Hill suggests that this large-format approach, combined with additive manufacturing, could revolutionize automotive manufacturing. “If I’m using a Giga Press to produce one-piece support structures for the carriage of the vehicle,” he says, “and I’m using additive manufacturing on top of that, I don’t think it’s far-fetched to say that combining these technologies would produce vehicles in a totally different manner because we’re already starting to see that today.”
If we consider the shifts in design and manufacturing resulting from the growth of the electric vehicle (EV) market, this large format approach could be even more impactful.
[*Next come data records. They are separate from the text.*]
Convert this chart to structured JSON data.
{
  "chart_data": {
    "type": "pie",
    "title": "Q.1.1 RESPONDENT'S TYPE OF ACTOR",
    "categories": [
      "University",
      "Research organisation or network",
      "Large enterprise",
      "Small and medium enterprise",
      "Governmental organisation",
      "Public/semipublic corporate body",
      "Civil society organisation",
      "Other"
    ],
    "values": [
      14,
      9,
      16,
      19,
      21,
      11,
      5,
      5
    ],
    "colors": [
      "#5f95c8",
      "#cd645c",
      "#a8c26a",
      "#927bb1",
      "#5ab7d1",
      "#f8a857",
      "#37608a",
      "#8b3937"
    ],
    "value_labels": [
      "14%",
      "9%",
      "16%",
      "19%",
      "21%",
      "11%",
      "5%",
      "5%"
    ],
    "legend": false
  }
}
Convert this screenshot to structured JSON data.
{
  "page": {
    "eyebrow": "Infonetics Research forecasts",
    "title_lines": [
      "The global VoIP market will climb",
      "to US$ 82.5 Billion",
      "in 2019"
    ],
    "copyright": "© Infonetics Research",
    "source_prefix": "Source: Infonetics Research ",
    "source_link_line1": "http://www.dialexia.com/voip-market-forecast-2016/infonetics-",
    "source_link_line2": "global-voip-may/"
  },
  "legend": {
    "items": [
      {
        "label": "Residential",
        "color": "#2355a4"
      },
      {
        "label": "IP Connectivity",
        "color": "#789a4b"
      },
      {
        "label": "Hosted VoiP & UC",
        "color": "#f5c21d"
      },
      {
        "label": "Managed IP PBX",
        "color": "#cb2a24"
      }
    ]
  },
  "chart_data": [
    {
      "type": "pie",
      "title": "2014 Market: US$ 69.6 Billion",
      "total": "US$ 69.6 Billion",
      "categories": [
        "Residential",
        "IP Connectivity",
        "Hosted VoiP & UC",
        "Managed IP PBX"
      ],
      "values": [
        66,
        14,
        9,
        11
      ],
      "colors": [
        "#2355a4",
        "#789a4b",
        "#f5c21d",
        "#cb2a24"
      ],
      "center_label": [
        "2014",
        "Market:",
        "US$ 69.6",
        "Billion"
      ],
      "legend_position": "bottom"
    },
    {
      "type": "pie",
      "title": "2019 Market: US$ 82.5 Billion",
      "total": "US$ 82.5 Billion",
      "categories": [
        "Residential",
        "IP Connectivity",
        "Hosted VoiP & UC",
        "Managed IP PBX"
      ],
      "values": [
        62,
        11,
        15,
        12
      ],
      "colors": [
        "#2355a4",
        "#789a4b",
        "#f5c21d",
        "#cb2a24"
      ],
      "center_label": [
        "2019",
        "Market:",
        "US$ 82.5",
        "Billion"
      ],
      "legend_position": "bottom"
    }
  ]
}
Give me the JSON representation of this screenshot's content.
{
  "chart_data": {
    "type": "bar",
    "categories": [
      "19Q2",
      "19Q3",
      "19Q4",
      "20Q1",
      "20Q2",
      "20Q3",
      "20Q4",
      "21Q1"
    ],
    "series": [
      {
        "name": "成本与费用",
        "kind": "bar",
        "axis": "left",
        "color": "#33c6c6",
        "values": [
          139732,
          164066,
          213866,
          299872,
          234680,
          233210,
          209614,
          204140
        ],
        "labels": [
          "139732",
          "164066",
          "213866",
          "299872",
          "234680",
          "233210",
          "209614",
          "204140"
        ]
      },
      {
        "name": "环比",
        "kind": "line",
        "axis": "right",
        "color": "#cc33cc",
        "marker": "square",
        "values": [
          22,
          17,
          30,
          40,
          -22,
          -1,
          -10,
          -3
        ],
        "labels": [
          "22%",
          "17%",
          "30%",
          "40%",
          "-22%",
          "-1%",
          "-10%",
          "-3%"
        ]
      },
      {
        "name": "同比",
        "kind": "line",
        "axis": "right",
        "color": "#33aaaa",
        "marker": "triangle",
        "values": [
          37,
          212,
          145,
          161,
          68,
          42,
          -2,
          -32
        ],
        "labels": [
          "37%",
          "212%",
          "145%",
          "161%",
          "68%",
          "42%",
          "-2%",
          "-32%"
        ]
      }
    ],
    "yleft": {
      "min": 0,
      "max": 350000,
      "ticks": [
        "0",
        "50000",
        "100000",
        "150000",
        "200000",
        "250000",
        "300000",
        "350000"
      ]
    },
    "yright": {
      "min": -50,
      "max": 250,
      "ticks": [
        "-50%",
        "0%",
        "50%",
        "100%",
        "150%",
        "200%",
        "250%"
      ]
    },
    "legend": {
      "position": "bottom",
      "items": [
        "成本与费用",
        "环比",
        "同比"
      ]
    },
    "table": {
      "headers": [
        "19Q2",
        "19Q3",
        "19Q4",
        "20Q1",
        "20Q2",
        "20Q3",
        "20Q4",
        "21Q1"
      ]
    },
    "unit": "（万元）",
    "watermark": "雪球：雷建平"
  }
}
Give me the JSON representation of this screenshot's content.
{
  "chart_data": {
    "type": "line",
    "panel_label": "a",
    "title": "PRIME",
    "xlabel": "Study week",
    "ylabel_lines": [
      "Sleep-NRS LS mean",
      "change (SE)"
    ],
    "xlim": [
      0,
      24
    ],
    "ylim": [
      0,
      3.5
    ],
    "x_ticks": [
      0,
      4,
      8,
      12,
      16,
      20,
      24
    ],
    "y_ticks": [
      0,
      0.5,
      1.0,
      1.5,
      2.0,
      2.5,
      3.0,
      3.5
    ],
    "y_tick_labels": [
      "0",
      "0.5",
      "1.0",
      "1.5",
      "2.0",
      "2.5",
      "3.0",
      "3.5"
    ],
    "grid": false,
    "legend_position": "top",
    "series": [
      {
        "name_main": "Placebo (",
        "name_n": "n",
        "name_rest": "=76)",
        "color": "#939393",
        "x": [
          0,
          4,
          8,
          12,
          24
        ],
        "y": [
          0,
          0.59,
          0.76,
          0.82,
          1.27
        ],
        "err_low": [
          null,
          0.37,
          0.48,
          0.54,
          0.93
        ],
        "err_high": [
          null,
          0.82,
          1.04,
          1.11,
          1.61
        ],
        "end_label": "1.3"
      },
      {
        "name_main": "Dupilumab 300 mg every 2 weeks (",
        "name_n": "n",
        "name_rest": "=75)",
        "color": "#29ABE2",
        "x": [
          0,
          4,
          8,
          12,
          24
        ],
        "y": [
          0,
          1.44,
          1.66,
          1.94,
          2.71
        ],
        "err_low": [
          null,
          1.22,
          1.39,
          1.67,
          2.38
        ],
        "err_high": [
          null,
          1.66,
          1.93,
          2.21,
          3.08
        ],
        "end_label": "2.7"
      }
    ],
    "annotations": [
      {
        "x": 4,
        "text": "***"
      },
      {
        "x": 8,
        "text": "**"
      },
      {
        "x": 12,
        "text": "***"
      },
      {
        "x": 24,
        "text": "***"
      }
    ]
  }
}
Hill points to batter trays, frame components and other parts of the EV skateboard that are being produced as castings, rather than the traditional stamping approach for their counterparts in internal combustion engine (ICE) vehicles.
The Future of Mold and Die
COVID may have been the catalyst that set some these trends in motion and accelerated others, but even without the influence of a global pandemic, it’s clear that the mold and die industry is on the verge of a major shift, and likely more than one.
The trends discussed above aren’t operating in isolation: reshoring drives demand for skilled labor, tempered by automation but exacerbated by the growth of new technologies such as 3D printing and large-format casting drive demand. Whatever the future holds, it’s an exciting time for tooling.